Spielberg ama il suo personaggio quasi con
commozione, e la prima scena in cui appare il Dottor Jones
ne è la prova; con grande cautela, l’Autore
riesce a creare suspense persino nel mostrare il nostro indelebile protagonista
in modo così verginale, quasi a spogliare la sua figura poco a poco, come in
uno striptease: prima il mitico cappello che viene scaraventato per terra,
seguito da un plongè che riesce a delineare ma non a
confermare quella figura che pensiamo di aver riconosciuto, ed infine, ecco le
ombre proiettate sulla macchina.. si, è lui, si gira, è Harrison
Ford aka Indiana Jones, il nostro eroe. Standing ovation.
Tutto sa già di vissuto (e di amato), il profumo del deja vù o del fantasma che ritorna
carne ed ossa, segnato dal passo del tempo, come testimoniano rughe e capelli
bianchi, non a caso le prime battute che pronuncerà Indy
riguarderanno proprio il passato e la vecchiaia. Ma al Cinema, così come
nell’immaginario collettivo, egli non può invecchiare, ed infatti eccolo nuovamente a saltellare di qua e di là
mentre un po’ tutto attorno a lui esplodono cose manco fossimo in un
video-game, riuscendo addirittura a scappare da un’esplosione nucleare..
ah, Superman dotato di frusta, pungentemente ironico,
stavolta più ficheggiante del solito, in mood quasi Eastwoodiano nell’avere tutte per sé le battute più cool e sborone della pellicola. Spielberg, coi suoi dolly, insegue le scene con estremo dinamismo, divertendosi
nel mettere i suoi personaggi in prove sempre più ludiche ed estreme, fino alla
punta massima dell’adventure con
l’inseguimento in jeep, dove a complementare la regia c’è il
montaggio di Michael Kahn,
lo stesso mani di forbice che sta dietro Jurassic
Park, quindi uno che sa bene l’efficacia del taglio frenetico ed
incalzante degli inseguimenti, con la differenza che stavolta al posto dei
dinosauri abbiamo dei Russi incazzosi che ci
ricordano tanto i nazisti de L’ultima crociata. Indiana Jones e il Regno del teschio di cristallo è innanzitutto
un regalo, un magnifico e auto-celebrativo sfizio che hanno voluto concederci
(si sono voluti auto-concedere) Spielberg e Lucas. Al contrario della nuova trilogia di Star Wars, questo episodio non si
prefigura di completare una galassia e un’essenza, bensì ha il compito di
prolungare le ipnosi di una figura mitologica del Cinema moderno, dimostrando
come l’immaginario spielberghiano sia
prettamente ininvecchiabile anche col passare dei
decenni. Si rincorrono scene euforiche (il giro in moto dentro l’università)

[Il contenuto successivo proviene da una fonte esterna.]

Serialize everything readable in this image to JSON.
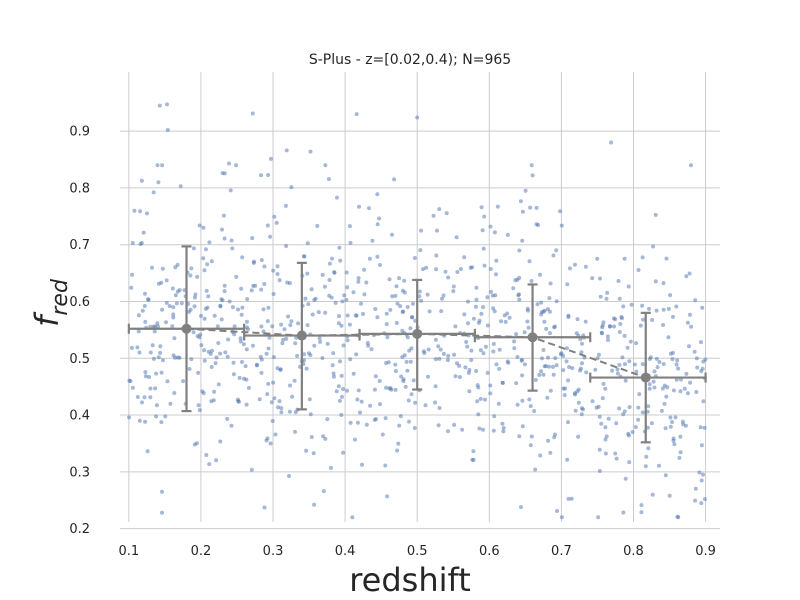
{
  "chart_data": {
    "type": "scatter",
    "title": "S-Plus - z=[0.02,0.4); N=965",
    "xlabel": "redshift",
    "ylabel_main": "f",
    "ylabel_sub": "red",
    "xlim": [
      0.06,
      0.92
    ],
    "ylim": [
      0.18,
      0.99
    ],
    "xticks": [
      "0.1",
      "0.2",
      "0.3",
      "0.4",
      "0.5",
      "0.6",
      "0.7",
      "0.8",
      "0.9"
    ],
    "yticks": [
      "0.2",
      "0.3",
      "0.4",
      "0.5",
      "0.6",
      "0.7",
      "0.8",
      "0.9"
    ],
    "grid": true,
    "scatter_color": "#4c72b0",
    "binned_color": "#808080",
    "binned": [
      {
        "x": 0.18,
        "y": 0.552,
        "xerr": [
          0.1,
          0.26
        ],
        "yerr": [
          0.407,
          0.697
        ]
      },
      {
        "x": 0.34,
        "y": 0.54,
        "xerr": [
          0.26,
          0.42
        ],
        "yerr": [
          0.41,
          0.668
        ]
      },
      {
        "x": 0.5,
        "y": 0.543,
        "xerr": [
          0.42,
          0.58
        ],
        "yerr": [
          0.445,
          0.638
        ]
      },
      {
        "x": 0.66,
        "y": 0.537,
        "xerr": [
          0.58,
          0.74
        ],
        "yerr": [
          0.443,
          0.63
        ]
      },
      {
        "x": 0.817,
        "y": 0.466,
        "xerr": [
          0.74,
          0.9
        ],
        "yerr": [
          0.352,
          0.58
        ]
      }
    ],
    "scatter_generation": {
      "n": 965,
      "seed": 7,
      "x_range": [
        0.1,
        0.9
      ],
      "std": 0.11
    },
    "outliers": [
      {
        "x": 0.143,
        "y": 0.945
      },
      {
        "x": 0.153,
        "y": 0.947
      },
      {
        "x": 0.154,
        "y": 0.902
      },
      {
        "x": 0.272,
        "y": 0.931
      },
      {
        "x": 0.416,
        "y": 0.93
      },
      {
        "x": 0.5,
        "y": 0.924
      },
      {
        "x": 0.769,
        "y": 0.88
      },
      {
        "x": 0.319,
        "y": 0.866
      },
      {
        "x": 0.352,
        "y": 0.864
      },
      {
        "x": 0.297,
        "y": 0.851
      },
      {
        "x": 0.66,
        "y": 0.822
      },
      {
        "x": 0.239,
        "y": 0.843
      },
      {
        "x": 0.141,
        "y": 0.81
      },
      {
        "x": 0.172,
        "y": 0.803
      },
      {
        "x": 0.23,
        "y": 0.826
      },
      {
        "x": 0.468,
        "y": 0.815
      },
      {
        "x": 0.146,
        "y": 0.228
      },
      {
        "x": 0.146,
        "y": 0.265
      },
      {
        "x": 0.357,
        "y": 0.242
      },
      {
        "x": 0.644,
        "y": 0.238
      },
      {
        "x": 0.861,
        "y": 0.221
      },
      {
        "x": 0.899,
        "y": 0.252
      },
      {
        "x": 0.894,
        "y": 0.245
      },
      {
        "x": 0.811,
        "y": 0.229
      }
    ]
  }
}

ed evocative (il bellissimo panorama dell’astronavicella,
che respira di altri tempi e altri spazi, i sogni di
cui Spielberg ha fatto la sua fabbrica filmografica), si trasformano semplici macchiette in
personaggi memorabili (la femme fatale russa interpretata da Cate Blanchett)

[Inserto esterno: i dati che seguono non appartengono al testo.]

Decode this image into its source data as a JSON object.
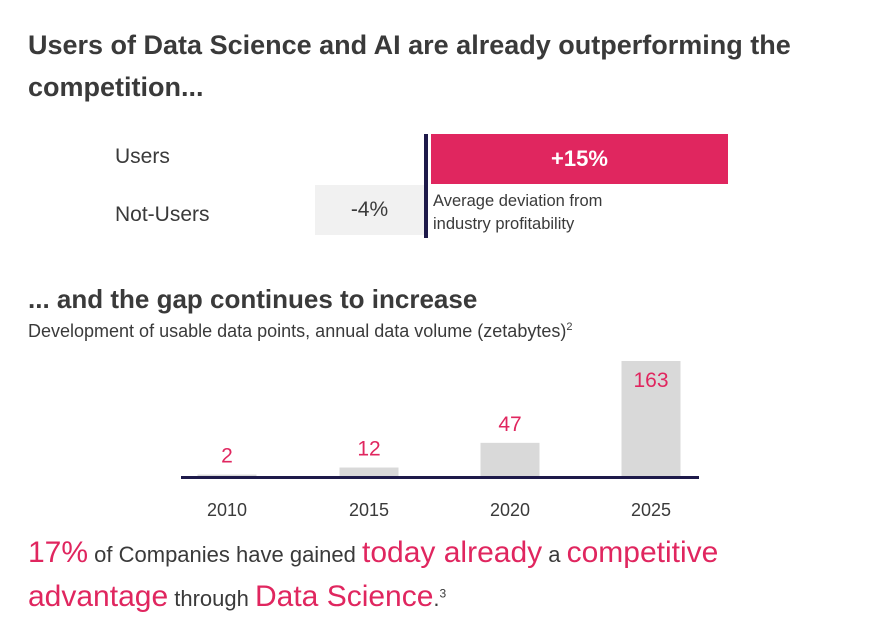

perché immediatamente icone fumettistiche di questo ritornare nostalgico, in
una dimensione di retrosità che nei film di oggi si
fa viva (e vita) sempre più raramente: Il Cinema che diventa ancora gioco ma
contemporaneamente contemplazione, intrattenimento ma allo stesso modo viaggio
introspettivo nella propria Arte e creazione, il tutto velato di malinconia per
quei bei tempi che non torneranno mai più se non lì, in quella sala
trasfigurata macchina del tempo, anche se solo per due ore.